Au lendemain de l'accueil triomphal qu'a obtenu le premier film hollywoodien de Denis Villeneuve, Prisoners, Jean-Marc Vallée est venu présenter au Festival de Toronto (TIFF) le très attendu Dallas Buyers Club.

À l'instar du thriller psychologique de Villeneuve, la nouvelle offrande du réalisateur de Café de Flore, tournée à La Nouvelle-Orléans, a immédiatement suscité ce qu'on appelle ici un «Oscar buzz». Dans les couloirs des hôtels où se tiennent les différentes rencontres de presse, la performance de Matthew McConaughey, qui s'est pratiquement décharné pour se glisser dans la peau de son personnage (il a perdu plus de 20 kg), suscite un enthousiasme certain. Celle de Jared Leto, formidable dans le rôle d'un transsexuel, fait aussi beaucoup jaser.

«Depuis hier, à peu près tous les journalistes que je rencontre me parlent du fameux Oscar buzz qui entourerait mon film, a déclaré Jean-Marc Vallée au cours d'une rencontre de presse tenue en anglais, à laquelle La Presse a pu assister. Je ne sais pas si c'est significatif ou pas. Je préfère ne pas avoir d'attentes, ni commenter, afin de ne pas attirer le mauvais sort!»

Il est vrai que les excellentes performances des deux acteurs principaux sont de celles qui peuvent se faire remarquer auprès des différentes associations de critiques et des membres de l'Académie.

Inspiré d'une histoire vraie, Dallas Buyers Club relate les efforts qu'a mis un homme atteint du sida dans les années 80 pour rendre accessibles des médicaments jusque-là interdits par les autorités américaines. Ron Woodrof (McConaughey) a reçu son diagnostic en 1985. L'annonce a pratiquement été accompagnée d'une condamnation à mort. Le médecin a en effet indiqué à son patient que la maladie ferait son oeuvre en 30 jours. Ce cowboy homophobe, atteint alors dans sa masculinité même (la maladie était fortement liée aux rapports sexuels entre hommes à l'époque), a alors décidé de prendre son traitement en main.

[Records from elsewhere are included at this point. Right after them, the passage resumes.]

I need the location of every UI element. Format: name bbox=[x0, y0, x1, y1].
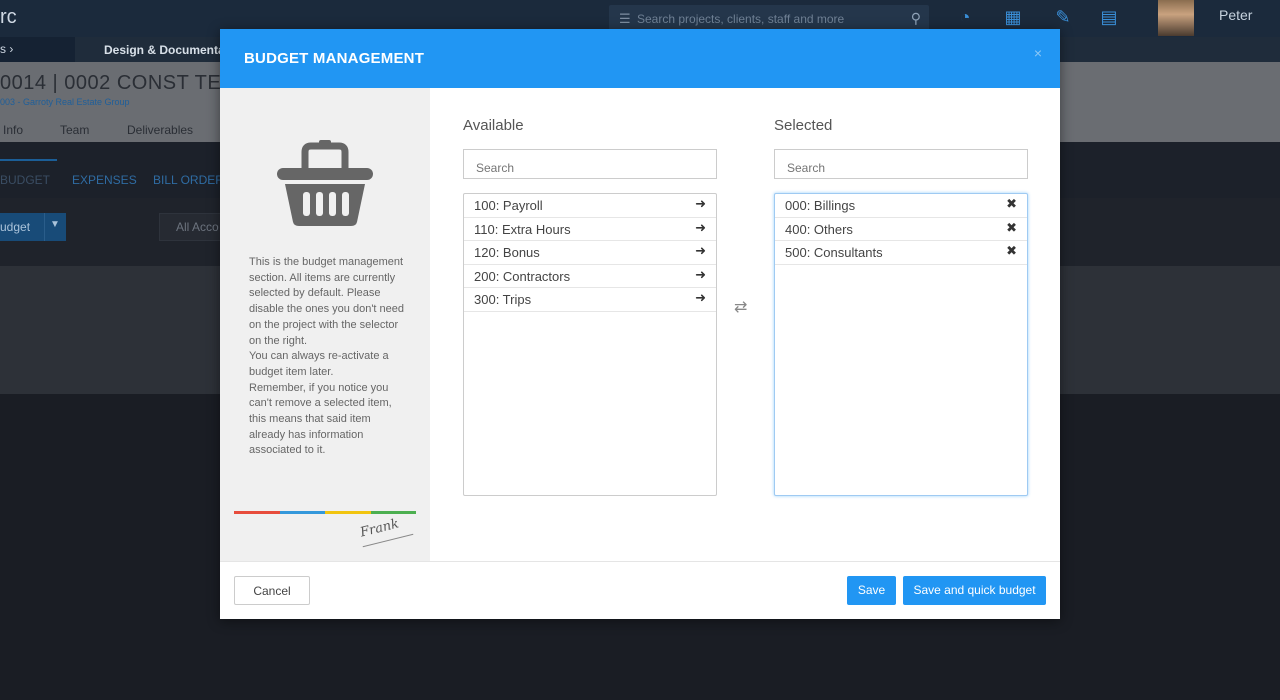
help-paragraph: Remember, if you notice you can't remove… bbox=[249, 381, 392, 457]
list-item-label: 500: Consultants bbox=[785, 245, 883, 260]
remove-icon[interactable]: ✖ bbox=[1006, 243, 1017, 259]
calendar-icon[interactable]: ▦ bbox=[1003, 7, 1023, 29]
arrow-right-icon[interactable]: ➜ bbox=[695, 267, 706, 283]
selected-item[interactable]: 400: Others ✖ bbox=[775, 218, 1027, 241]
close-icon[interactable]: × bbox=[1034, 45, 1042, 61]
color-segment-red bbox=[234, 511, 280, 514]
remove-icon[interactable]: ✖ bbox=[1006, 220, 1017, 236]
modal-header: BUDGET MANAGEMENT × bbox=[220, 29, 1060, 88]
search-icon[interactable]: ⚲ bbox=[911, 10, 921, 27]
list-item-label: 300: Trips bbox=[474, 292, 532, 307]
help-paragraph: This is the budget management section. A… bbox=[249, 256, 404, 347]
selected-search-input[interactable] bbox=[774, 149, 1028, 179]
arrow-right-icon[interactable]: ➜ bbox=[695, 220, 706, 236]
available-list: 100: Payroll ➜ 110: Extra Hours ➜ 120: Bonus… bbox=[463, 193, 717, 496]
tab-team[interactable]: Team bbox=[60, 123, 89, 137]
color-segment-blue bbox=[279, 511, 325, 514]
user-name[interactable]: Peter bbox=[1219, 7, 1252, 23]
color-segment-green bbox=[370, 511, 416, 514]
remove-icon[interactable]: ✖ bbox=[1006, 196, 1017, 212]
list-item-label: 100: Payroll bbox=[474, 198, 543, 213]
breadcrumb-back[interactable]: s › bbox=[0, 37, 75, 62]
avatar[interactable] bbox=[1158, 0, 1194, 36]
chevron-down-icon[interactable]: ▼ bbox=[50, 219, 60, 230]
budget-button-label: udget bbox=[0, 220, 31, 234]
available-label: Available bbox=[463, 117, 524, 134]
page-title: 0014 | 0002 CONST TEST bbox=[0, 72, 248, 94]
swap-icon: ⇄ bbox=[734, 299, 748, 316]
selected-label: Selected bbox=[774, 117, 833, 134]
available-search-input[interactable] bbox=[463, 149, 717, 179]
button-divider bbox=[44, 213, 45, 241]
budget-management-modal: BUDGET MANAGEMENT × This is the budget m… bbox=[220, 29, 1060, 619]
feather-icon[interactable]: ✎ bbox=[1053, 7, 1073, 29]
basket-icon bbox=[277, 140, 373, 226]
budget-button[interactable]: udget ▼ bbox=[0, 213, 66, 241]
list-item-label: 200: Contractors bbox=[474, 268, 571, 284]
selected-item[interactable]: 500: Consultants ✖ bbox=[775, 241, 1027, 265]
app-brand[interactable]: rc bbox=[0, 6, 17, 29]
footer-divider bbox=[220, 561, 1060, 562]
available-item[interactable]: 120: Bonus ➜ bbox=[464, 241, 716, 265]
arrow-right-icon[interactable]: ➜ bbox=[695, 290, 706, 306]
list-item-label: 120: Bonus bbox=[474, 245, 540, 260]
save-button[interactable]: Save bbox=[847, 576, 896, 605]
tab-info[interactable]: Info bbox=[3, 123, 23, 137]
list-item-label: 110: Extra Hours bbox=[474, 221, 571, 237]
available-item[interactable]: 100: Payroll ➜ bbox=[464, 194, 716, 218]
color-segment-yellow bbox=[325, 511, 371, 514]
list-item-label: 000: Billings bbox=[785, 198, 856, 213]
timer-icon[interactable]: ◔ bbox=[955, 7, 975, 29]
project-client-link[interactable]: 003 - Garroty Real Estate Group bbox=[0, 97, 130, 107]
available-item[interactable]: 300: Trips ➜ bbox=[464, 288, 716, 312]
list-item-label: 400: Others bbox=[785, 221, 853, 237]
global-search[interactable]: ☰ Search projects, clients, staff and mo… bbox=[609, 5, 929, 32]
arrow-right-icon[interactable]: ➜ bbox=[695, 243, 706, 259]
color-divider bbox=[234, 511, 416, 514]
global-search-placeholder: Search projects, clients, staff and more bbox=[637, 12, 845, 26]
help-paragraph: You can always re-activate a budget item… bbox=[249, 350, 389, 378]
calendar-day-icon[interactable]: ▤ bbox=[1099, 7, 1119, 29]
selected-list: 000: Billings ✖ 400: Others ✖ 500: Consultan… bbox=[774, 193, 1028, 496]
breadcrumb-stage[interactable]: Design & Documentati bbox=[104, 43, 232, 57]
arrow-right-icon[interactable]: ➜ bbox=[695, 196, 706, 212]
available-item[interactable]: 200: Contractors ➜ bbox=[464, 265, 716, 288]
info-sidebar: This is the budget management section. A… bbox=[220, 88, 430, 561]
modal-title: BUDGET MANAGEMENT bbox=[244, 50, 425, 67]
tab-budget[interactable]: BUDGET bbox=[0, 159, 57, 198]
help-text: This is the budget management section. A… bbox=[249, 255, 409, 459]
cancel-button[interactable]: Cancel bbox=[234, 576, 310, 605]
available-item[interactable]: 110: Extra Hours ➜ bbox=[464, 218, 716, 241]
menu-icon[interactable]: ☰ bbox=[619, 11, 631, 27]
selected-item[interactable]: 000: Billings ✖ bbox=[775, 194, 1027, 218]
tab-expenses[interactable]: EXPENSES bbox=[72, 173, 137, 187]
save-and-quick-budget-button[interactable]: Save and quick budget bbox=[903, 576, 1046, 605]
tab-deliverables[interactable]: Deliverables bbox=[127, 123, 193, 137]
signature: Frank bbox=[358, 516, 401, 541]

Surtout, il a conçu un système de distribution clandestin de médicaments non encore autorisés par la Food and Drug Administration (FDA). Il a ainsi brassé de grosses affaires, tout en prolongeant sa vie de quelques années. Pour atteindre la clientèle visée, Woodrof a toutefois dû solliciter - à son corps défendant - la collaboration de Rayon (Leto), un transsexuel rencontré à l'hôpital, un être on ne peut plus représentatif d'un «style de vie» qui le dégoûte.

Une transformation physique

Investi d'une «mission», Matthew McConaughey s'est entièrement mis au service de son personnage, allant même jusqu'à se transformer physiquement.

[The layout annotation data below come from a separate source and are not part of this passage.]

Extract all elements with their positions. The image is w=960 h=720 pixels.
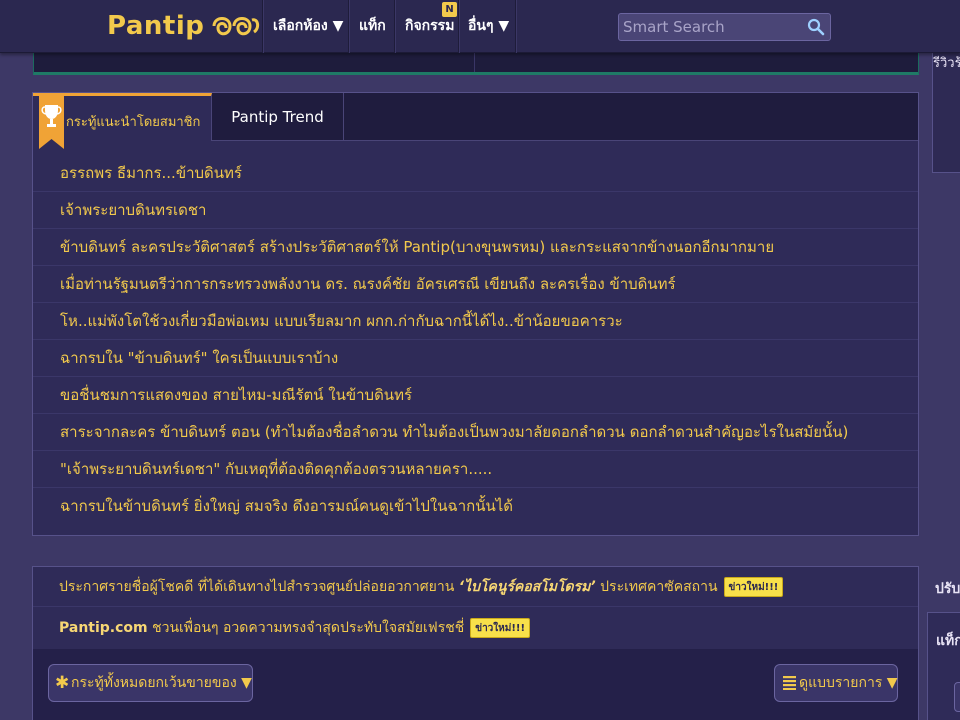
nav-select-room[interactable]: เลือกห้อง ▼ [273, 0, 343, 53]
list-item[interactable]: เมื่อท่านรัฐมนตรีว่าการกระทรวงพลังงาน ดร… [33, 266, 918, 303]
announcement-row[interactable]: ประกาศรายชื่อผู้โชคดี ที่ได้เดินทางไปสำร… [33, 567, 918, 607]
view-mode-button[interactable]: ดูแบบรายการ ▼ [774, 664, 898, 702]
right-sidebar-heading: ปรับ [935, 581, 960, 597]
tab-label: กระทู้แนะนำโดยสมาชิก [66, 115, 201, 130]
new-badge: ข่าวใหม่!!! [470, 618, 531, 638]
logo-text: Pantip [107, 11, 205, 41]
announcement-text: ประกาศรายชื่อผู้โชคดี ที่ได้เดินทางไปสำร… [59, 579, 459, 595]
announcement-text: ประเทศคาซัคสถาน [595, 579, 718, 595]
list-item[interactable]: ข้าบดินทร์ ละครประวัติศาสตร์ สร้างประวัต… [33, 229, 918, 266]
list-item[interactable]: โห..แม่พังโตใช้วงเกี่ยวมือพ่อเหม แบบเรีย… [33, 303, 918, 340]
announcement-brand: Pantip.com [59, 620, 148, 636]
new-badge: ข่าวใหม่!!! [723, 577, 784, 597]
top-partial-panel [33, 53, 919, 75]
announcement-text: ชวนเพื่อนๆ อวดความทรงจำสุดประทับใจสมัยเฟ… [147, 620, 465, 636]
recommended-panel: กระทู้แนะนำโดยสมาชิก Pantip Trend อรรถพร… [32, 92, 919, 536]
recommended-tabs: กระทู้แนะนำโดยสมาชิก Pantip Trend [33, 93, 918, 149]
list-view-icon [783, 676, 796, 690]
list-item[interactable]: ฉากรบใน "ข้าบดินทร์" ใครเป็นแบบเราบ้าง [33, 340, 918, 377]
panel-divider [474, 53, 475, 72]
asterisk-icon: ✱ [55, 673, 70, 693]
nav-divider [394, 0, 395, 53]
topic-filter-bar: ✱ กระทู้ทั้งหมดยกเว้นขายของ ▼ ดูแบบรายกา… [33, 649, 918, 720]
tab-member-recommended[interactable]: กระทู้แนะนำโดยสมาชิก [33, 93, 212, 149]
announcement-row[interactable]: Pantip.com ชวนเพื่อนๆ อวดความทรงจำสุดประ… [33, 608, 918, 648]
right-sidebar-label: รีวิวร้ [933, 56, 960, 71]
nav-divider [458, 0, 459, 53]
nav-more[interactable]: อื่นๆ ▼ [468, 0, 509, 53]
search-input[interactable] [619, 14, 803, 40]
list-item[interactable]: "เจ้าพระยาบดินทร์เดชา" กับเหตุที่ต้องติด… [33, 451, 918, 488]
logo-mark-icon [212, 17, 260, 36]
trophy-ribbon-icon [39, 93, 64, 149]
tab-pantip-trend[interactable]: Pantip Trend [212, 93, 344, 141]
topic-filter-button[interactable]: ✱ กระทู้ทั้งหมดยกเว้นขายของ ▼ [48, 664, 253, 702]
search-icon[interactable] [807, 18, 825, 36]
activity-new-badge: N [442, 2, 457, 17]
list-item[interactable]: สาระจากละคร ข้าบดินทร์ ตอน (ทำไมต้องชื่อ… [33, 414, 918, 451]
nav-divider [515, 0, 516, 53]
recommended-list: อรรถพร ธีมากร...ข้าบดินทร์ เจ้าพระยาบดิน… [33, 155, 918, 525]
pantip-logo[interactable]: Pantip [107, 8, 262, 44]
right-sidebar-tag-label: แท็ก [936, 633, 960, 649]
view-label: ดูแบบรายการ ▼ [799, 675, 898, 691]
nav-divider [262, 0, 263, 53]
list-item[interactable]: เจ้าพระยาบดินทรเดชา [33, 192, 918, 229]
nav-divider [348, 0, 349, 53]
announcements-panel: ประกาศรายชื่อผู้โชคดี ที่ได้เดินทางไปสำร… [32, 566, 919, 720]
filter-label: กระทู้ทั้งหมดยกเว้นขายของ ▼ [71, 675, 252, 691]
top-navbar: Pantip เลือกห้อง ▼ แท็ก กิจกรรม N อื่นๆ … [0, 0, 960, 53]
right-sidebar-control[interactable] [954, 682, 960, 712]
announcement-highlight: ‘ไบโคนูร์คอสโมโดรม’ [458, 579, 596, 595]
nav-tags[interactable]: แท็ก [359, 0, 386, 53]
list-item[interactable]: อรรถพร ธีมากร...ข้าบดินทร์ [33, 155, 918, 192]
list-item[interactable]: ฉากรบในข้าบดินทร์ ยิ่งใหญ่ สมจริง ดึงอาร… [33, 488, 918, 525]
search-box [618, 13, 831, 41]
list-item[interactable]: ขอชื่นชมการแสดงของ สายไหม-มณีรัตน์ ในข้า… [33, 377, 918, 414]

«Je n'ai pas mis ma santé en jeu, a-t-il expliqué hier à quelques journalistes. Mais j'ai bien vu le regard des autres changer, surtout ceux qui ignoraient mon engagement envers ce rôle. Au début, j'ai eu droit à: «Tu as perdu du poids?» Ensuite à: «Es-tu correct?» Pour aboutir enfin à: «Mon dieu, es-tu malade?» C'est à cette étape que j'ai su que j'étais prêt. Je dirais que j'ai dû perdre trois livres par semaine pendant trois ou quatre mois.»

L'acteur se fait aussi élogieux pour Jean-Marc Vallée.

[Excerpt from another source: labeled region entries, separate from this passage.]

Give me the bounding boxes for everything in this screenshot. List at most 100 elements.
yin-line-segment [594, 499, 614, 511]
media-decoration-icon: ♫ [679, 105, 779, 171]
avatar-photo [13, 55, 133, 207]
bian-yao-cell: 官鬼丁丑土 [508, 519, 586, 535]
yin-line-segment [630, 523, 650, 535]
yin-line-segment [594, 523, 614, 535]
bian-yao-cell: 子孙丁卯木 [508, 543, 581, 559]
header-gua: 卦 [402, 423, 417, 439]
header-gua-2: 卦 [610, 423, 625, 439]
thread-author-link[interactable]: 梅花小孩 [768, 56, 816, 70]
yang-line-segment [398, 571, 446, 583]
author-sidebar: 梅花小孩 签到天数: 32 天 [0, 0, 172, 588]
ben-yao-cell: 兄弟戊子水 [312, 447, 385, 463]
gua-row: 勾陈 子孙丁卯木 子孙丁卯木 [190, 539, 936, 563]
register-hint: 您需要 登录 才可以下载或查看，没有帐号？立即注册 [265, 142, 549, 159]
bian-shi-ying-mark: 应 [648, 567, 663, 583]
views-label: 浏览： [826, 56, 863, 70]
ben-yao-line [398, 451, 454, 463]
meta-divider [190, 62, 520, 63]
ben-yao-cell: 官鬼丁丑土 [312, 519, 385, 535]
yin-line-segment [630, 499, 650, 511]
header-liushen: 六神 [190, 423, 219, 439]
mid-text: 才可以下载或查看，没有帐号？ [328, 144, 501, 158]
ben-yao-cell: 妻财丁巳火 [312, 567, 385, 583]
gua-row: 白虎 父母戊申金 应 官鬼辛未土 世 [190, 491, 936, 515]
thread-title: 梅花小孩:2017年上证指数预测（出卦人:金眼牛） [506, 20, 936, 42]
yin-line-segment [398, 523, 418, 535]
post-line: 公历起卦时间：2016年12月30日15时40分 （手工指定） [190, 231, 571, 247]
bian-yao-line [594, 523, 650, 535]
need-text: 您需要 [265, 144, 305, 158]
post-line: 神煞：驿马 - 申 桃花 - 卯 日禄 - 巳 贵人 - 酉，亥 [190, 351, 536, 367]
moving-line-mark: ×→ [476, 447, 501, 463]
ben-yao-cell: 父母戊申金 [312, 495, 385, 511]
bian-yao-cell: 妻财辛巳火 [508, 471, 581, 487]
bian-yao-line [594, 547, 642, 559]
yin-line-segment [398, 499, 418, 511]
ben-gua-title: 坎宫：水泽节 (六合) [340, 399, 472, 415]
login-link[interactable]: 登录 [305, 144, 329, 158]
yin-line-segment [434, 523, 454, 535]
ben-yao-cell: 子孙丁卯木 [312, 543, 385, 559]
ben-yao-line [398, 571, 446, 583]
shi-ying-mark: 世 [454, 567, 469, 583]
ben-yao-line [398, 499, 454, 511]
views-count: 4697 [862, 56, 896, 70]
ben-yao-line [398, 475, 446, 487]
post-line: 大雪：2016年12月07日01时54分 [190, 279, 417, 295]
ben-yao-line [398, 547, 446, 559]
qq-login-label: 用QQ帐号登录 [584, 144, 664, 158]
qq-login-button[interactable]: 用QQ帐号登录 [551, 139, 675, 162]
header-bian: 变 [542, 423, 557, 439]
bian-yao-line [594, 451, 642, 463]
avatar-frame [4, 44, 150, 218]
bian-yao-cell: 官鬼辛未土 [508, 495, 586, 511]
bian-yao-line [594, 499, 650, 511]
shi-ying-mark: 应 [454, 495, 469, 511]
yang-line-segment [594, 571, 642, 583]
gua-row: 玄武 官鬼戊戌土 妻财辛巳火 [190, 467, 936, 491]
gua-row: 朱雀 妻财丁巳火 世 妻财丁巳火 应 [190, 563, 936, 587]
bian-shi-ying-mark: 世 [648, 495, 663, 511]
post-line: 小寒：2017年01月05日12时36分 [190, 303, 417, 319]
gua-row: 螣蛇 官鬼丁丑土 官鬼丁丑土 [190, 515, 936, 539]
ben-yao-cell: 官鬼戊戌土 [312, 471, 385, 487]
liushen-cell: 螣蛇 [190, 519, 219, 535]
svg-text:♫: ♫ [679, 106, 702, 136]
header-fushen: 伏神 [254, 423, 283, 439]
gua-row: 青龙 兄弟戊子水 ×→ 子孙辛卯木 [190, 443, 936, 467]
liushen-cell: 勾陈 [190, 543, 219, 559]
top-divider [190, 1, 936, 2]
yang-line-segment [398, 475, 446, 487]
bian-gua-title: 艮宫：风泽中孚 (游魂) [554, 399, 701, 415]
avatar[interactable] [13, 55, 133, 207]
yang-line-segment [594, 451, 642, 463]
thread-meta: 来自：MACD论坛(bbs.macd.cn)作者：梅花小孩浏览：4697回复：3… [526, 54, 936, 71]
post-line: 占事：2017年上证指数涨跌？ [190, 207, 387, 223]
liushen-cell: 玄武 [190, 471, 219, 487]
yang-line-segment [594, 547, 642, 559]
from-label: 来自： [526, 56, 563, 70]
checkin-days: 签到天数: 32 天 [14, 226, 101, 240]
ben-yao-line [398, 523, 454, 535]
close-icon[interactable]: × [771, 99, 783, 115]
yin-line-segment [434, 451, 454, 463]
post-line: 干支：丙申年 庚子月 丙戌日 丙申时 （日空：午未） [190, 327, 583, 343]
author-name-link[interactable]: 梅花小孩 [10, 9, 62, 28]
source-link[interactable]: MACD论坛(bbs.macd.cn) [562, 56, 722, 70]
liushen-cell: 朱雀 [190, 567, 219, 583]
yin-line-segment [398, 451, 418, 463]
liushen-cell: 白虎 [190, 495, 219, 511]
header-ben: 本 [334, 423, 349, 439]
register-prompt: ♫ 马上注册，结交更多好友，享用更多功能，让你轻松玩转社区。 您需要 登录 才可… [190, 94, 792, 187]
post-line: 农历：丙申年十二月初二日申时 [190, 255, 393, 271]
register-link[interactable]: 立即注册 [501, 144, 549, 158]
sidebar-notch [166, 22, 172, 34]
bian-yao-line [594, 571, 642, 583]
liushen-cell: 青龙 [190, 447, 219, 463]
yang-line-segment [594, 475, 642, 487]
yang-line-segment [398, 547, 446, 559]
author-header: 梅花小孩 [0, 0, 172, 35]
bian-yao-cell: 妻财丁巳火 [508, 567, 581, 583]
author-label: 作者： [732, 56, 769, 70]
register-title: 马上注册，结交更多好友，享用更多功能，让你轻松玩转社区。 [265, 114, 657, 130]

«J'ai beaucoup aimé travailler avec Jean-Marc, dit-il. Nous avions la même vision d'ensemble. Comme le budget était très modeste et que nous disposions de 25 jours de tournage seulement, nous avons beaucoup travaillé en amont. Pendant des mois, nous avons révisé le scénario et nous l'avons peaufiné. Comme Jean-Marc n'aime pas les courriels, nous avons aussi passé beaucoup de fins de soirée à discuter via Skype!

«Dans ce genre d'histoire, poursuit l'acteur, il y a habituellement un troisième acte au cours duquel un personnage reçoit une grande révélation et change complètement sa vision des choses. Nous ne voulions pas cela. Woodrof est resté un homme d'affaires jusqu'à la fin. Son militantisme était essentiellement intéressé. Bien entendu, une transformation s'est opérée, notamment au contact de Rayon, mais ça reste quand même subtil. Si un grand studio s'était emparé de ce film, il est certain qu'un troisième acte aurait été imposé et qu'on aurait dû sortir les violons. Je rends grâce à Jean-Marc d'être resté fidèle à une vision plus réaliste, plus humaine, en quelque sorte.»

Dallas Buyers Club prend l'affiche en salle le 1er novembre.